Thursday, January 13, 2011

Reflections

(I know I haven't been doing the blog banters lately, just too busy and frantic with life to participate. With Christmas finally out of the way and the routine at home improving, I found some time before bed to start it.)

Welcome to the twenty-fourth installment of the EVE Blog Banter, the monthly EVE Online blogging extravaganza created by CrazyKinux. The EVE Blog Banter involves an enthusiastic group of gaming bloggers, a common topic within the realm of EVE Online, and a week or so to post articles pertaining to the said topic. The resulting articles can either be short or quite extensive, either funny or dead serious, but are always a great fun to read! Any questions about the EVE Blog Banter should be directed to crazykinux@gmail.com. Check for other EVE Blog Banter articles at the bottom of this post!

This month's Banter topic comes to us from the ever helpful Eelis Kiy, capsuleer behind the "Where the frack is my ship" blog. She asks: How does your real life personality compare to who you are as a character in EVE? Does a good leader of people in the real world make a good leader of pilots in game? Or vice-versa? Do your real-life skills help you with the roles you fulfill in your corporation or alliance? Or do you behave completely differently? Does the anonymity of the Internet allow you to thrive on the tears of others in New Eden whilst you work as a good Samaritan away from your keyboard? Or are you as mean outside of your pod as you are inside it? Have experiences in EVE Online affected your behavior, skills or attitudes outside of the game?

Kirith is pretty much Bill, and vice versa. The years spent running a busy Warhammer 40K community forum and gaming club helped shape me into a relatively even keeled internet person and that carries on in Eve and on the blog here (most of the time... I can revert to Grumpy Mean Old Man Bill at times, just ask Rixx Javix). 

I think, for the most part, that this is true for almost everyone: who you are in real life is reflected in who you are in game. The difference is that the rules in which your personality can freely express itself is different in the two arenas. In real life I can't go around and slash people's tires and smash their windows for fun because I know that is an actual cost to them (which might lead one into discussions of actual worth of internet spaceships but I decided to fall down on the side of "just pixels" a long time ago).

But I do participate in board games with the intent of destroying my enemies even if that makes that game un-fun for them, just as in Eve I PvP and will gank a hostile hauler without a second thought. Does that make me a bad person? Of course not.

At the same time, I've done good things to help others such as given away ships and ISK, especially to those struggling.
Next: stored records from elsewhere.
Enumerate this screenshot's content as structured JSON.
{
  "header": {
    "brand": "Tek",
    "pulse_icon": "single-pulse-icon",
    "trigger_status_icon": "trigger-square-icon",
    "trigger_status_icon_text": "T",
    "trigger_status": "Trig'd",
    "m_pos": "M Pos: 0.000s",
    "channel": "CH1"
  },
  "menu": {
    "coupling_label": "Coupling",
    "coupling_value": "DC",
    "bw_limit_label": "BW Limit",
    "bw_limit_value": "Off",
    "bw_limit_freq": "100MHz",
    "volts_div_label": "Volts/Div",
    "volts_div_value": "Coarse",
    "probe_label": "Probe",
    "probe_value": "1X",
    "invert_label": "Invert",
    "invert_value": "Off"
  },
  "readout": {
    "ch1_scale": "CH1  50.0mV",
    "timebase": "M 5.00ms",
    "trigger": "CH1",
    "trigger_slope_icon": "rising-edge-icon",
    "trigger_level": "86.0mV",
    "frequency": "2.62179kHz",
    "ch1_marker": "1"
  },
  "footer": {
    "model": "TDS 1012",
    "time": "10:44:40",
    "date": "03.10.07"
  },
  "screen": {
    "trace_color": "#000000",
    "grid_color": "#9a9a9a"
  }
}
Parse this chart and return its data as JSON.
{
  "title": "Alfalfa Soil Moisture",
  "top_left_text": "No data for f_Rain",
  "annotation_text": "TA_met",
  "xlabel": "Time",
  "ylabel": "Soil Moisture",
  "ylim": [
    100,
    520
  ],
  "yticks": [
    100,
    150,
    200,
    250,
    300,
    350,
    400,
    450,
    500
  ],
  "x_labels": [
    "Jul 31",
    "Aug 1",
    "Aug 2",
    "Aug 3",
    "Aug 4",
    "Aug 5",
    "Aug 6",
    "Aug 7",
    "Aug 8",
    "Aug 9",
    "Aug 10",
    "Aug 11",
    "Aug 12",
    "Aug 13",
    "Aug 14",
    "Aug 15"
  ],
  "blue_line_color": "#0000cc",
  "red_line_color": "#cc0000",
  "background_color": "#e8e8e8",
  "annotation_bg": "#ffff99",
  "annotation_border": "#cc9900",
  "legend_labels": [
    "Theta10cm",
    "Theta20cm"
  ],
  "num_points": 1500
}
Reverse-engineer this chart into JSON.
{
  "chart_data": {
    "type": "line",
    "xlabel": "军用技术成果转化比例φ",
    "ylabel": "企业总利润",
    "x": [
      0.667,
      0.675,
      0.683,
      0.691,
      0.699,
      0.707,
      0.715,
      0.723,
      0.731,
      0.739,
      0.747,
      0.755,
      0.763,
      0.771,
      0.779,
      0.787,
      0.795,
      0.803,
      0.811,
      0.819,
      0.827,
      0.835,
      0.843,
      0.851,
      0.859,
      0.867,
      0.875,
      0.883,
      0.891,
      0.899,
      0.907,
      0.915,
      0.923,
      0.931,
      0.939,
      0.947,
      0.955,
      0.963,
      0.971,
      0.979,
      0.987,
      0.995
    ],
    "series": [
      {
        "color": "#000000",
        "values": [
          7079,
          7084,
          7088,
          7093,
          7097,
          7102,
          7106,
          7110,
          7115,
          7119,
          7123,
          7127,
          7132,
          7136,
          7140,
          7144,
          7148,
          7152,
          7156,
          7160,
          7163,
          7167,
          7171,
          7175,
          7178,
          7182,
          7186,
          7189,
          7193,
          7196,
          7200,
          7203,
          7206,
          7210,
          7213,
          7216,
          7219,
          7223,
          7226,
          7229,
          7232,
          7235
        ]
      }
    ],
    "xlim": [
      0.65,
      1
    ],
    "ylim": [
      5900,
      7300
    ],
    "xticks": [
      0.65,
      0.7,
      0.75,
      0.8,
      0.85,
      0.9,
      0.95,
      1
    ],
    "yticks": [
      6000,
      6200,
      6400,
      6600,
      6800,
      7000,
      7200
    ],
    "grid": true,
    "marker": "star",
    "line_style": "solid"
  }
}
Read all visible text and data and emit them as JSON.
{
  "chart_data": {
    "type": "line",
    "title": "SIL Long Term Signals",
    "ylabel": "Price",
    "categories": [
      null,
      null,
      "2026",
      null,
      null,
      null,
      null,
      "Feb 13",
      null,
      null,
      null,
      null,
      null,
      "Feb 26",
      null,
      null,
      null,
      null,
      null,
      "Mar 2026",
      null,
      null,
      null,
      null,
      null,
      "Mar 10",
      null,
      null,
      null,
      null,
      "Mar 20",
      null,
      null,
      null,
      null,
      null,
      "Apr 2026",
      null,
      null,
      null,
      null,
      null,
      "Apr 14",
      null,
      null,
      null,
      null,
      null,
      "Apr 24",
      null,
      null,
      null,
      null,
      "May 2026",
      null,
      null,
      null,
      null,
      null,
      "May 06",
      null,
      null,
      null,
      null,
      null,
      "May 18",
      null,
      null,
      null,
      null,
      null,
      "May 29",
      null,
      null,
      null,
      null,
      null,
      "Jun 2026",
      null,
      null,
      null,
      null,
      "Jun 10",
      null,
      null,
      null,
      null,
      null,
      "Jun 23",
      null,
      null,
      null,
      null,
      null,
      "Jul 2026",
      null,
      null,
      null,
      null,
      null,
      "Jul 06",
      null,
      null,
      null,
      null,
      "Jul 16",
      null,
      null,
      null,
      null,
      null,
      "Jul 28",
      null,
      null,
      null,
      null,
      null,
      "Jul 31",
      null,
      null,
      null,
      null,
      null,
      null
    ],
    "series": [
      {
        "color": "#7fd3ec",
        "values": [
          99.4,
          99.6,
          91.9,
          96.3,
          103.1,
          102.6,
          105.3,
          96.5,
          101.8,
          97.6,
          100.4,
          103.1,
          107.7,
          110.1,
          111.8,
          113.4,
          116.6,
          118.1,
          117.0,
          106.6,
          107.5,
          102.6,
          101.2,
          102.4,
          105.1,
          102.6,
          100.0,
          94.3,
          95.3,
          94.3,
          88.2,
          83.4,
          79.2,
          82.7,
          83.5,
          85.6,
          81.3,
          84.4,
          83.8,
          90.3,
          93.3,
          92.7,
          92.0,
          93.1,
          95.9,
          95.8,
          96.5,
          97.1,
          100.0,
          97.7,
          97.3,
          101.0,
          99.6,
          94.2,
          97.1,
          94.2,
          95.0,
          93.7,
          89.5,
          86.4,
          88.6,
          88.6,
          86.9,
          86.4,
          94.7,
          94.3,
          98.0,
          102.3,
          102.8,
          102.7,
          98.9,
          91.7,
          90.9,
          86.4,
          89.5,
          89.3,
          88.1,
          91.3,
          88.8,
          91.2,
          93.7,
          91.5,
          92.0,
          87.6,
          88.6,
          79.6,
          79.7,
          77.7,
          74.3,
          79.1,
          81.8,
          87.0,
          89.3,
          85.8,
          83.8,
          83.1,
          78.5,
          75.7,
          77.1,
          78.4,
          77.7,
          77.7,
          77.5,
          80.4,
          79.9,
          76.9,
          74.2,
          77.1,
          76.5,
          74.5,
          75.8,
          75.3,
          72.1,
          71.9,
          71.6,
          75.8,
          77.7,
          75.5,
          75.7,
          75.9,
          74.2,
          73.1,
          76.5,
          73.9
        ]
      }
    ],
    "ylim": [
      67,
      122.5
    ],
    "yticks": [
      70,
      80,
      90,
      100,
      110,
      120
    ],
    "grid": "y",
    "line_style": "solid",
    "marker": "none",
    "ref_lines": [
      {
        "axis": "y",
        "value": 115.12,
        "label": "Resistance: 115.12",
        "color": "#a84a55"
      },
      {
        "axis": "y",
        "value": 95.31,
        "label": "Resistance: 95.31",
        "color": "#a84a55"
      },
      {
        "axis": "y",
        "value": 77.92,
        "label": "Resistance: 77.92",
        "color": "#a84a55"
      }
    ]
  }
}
It is who I am.

Some people use the anonymity of the internet to let loose their dark side and I can see the temptation of that, but that opportunity is lost to me. Oh well. I'll survive.

Do I think good leaders in real life make good leaders in New Eden? And vice versa? Definitely. Ultimately, who you really are shines through in both venues. You may say you are only roleplaying a jerk, but deep down we both know that you really are a jerk, jerk.
List of participants:
  1. The 24th EVE Blog Banter - EVE and Real Life - The Phoenix Diaries
  2. » EvE Blog Banter #24: EVE and Real Life EvE Blasphemy
  3. Blog Banter 24: In Real Life « Yarrbear Tales
  4. The Strange Case of Dr Jekyll and Mr Alt « the hydrostatic capsule
  5. Blog Banter #24 – Me « Roc's Ramblings
  6. More to come....

1 comment:

  1. People are more ruthless in board games and such because the goal is very concise - one person wins and everyone else loses. The ramifications afterward don't matter. It's purely ends justifying the means. If real life were reduced to a win-loss scenario, would people use as much craft and effort as they use in the game? Sometimes they do. What strategies would you employ in getting that lucrative business contract, that rare college invitation, that first date? Plenty of people have used underhanded tactics in the pursuit of those goals. Such people should have no problem using such tactics in-game since they already justify them in real life. It's just a matter of where game-morality and life-morality crosses. I don't play a jerk in-game and I don't think I'm a jerk in real life, but I bet I could roleplay a jerk. Does that make me a jerk?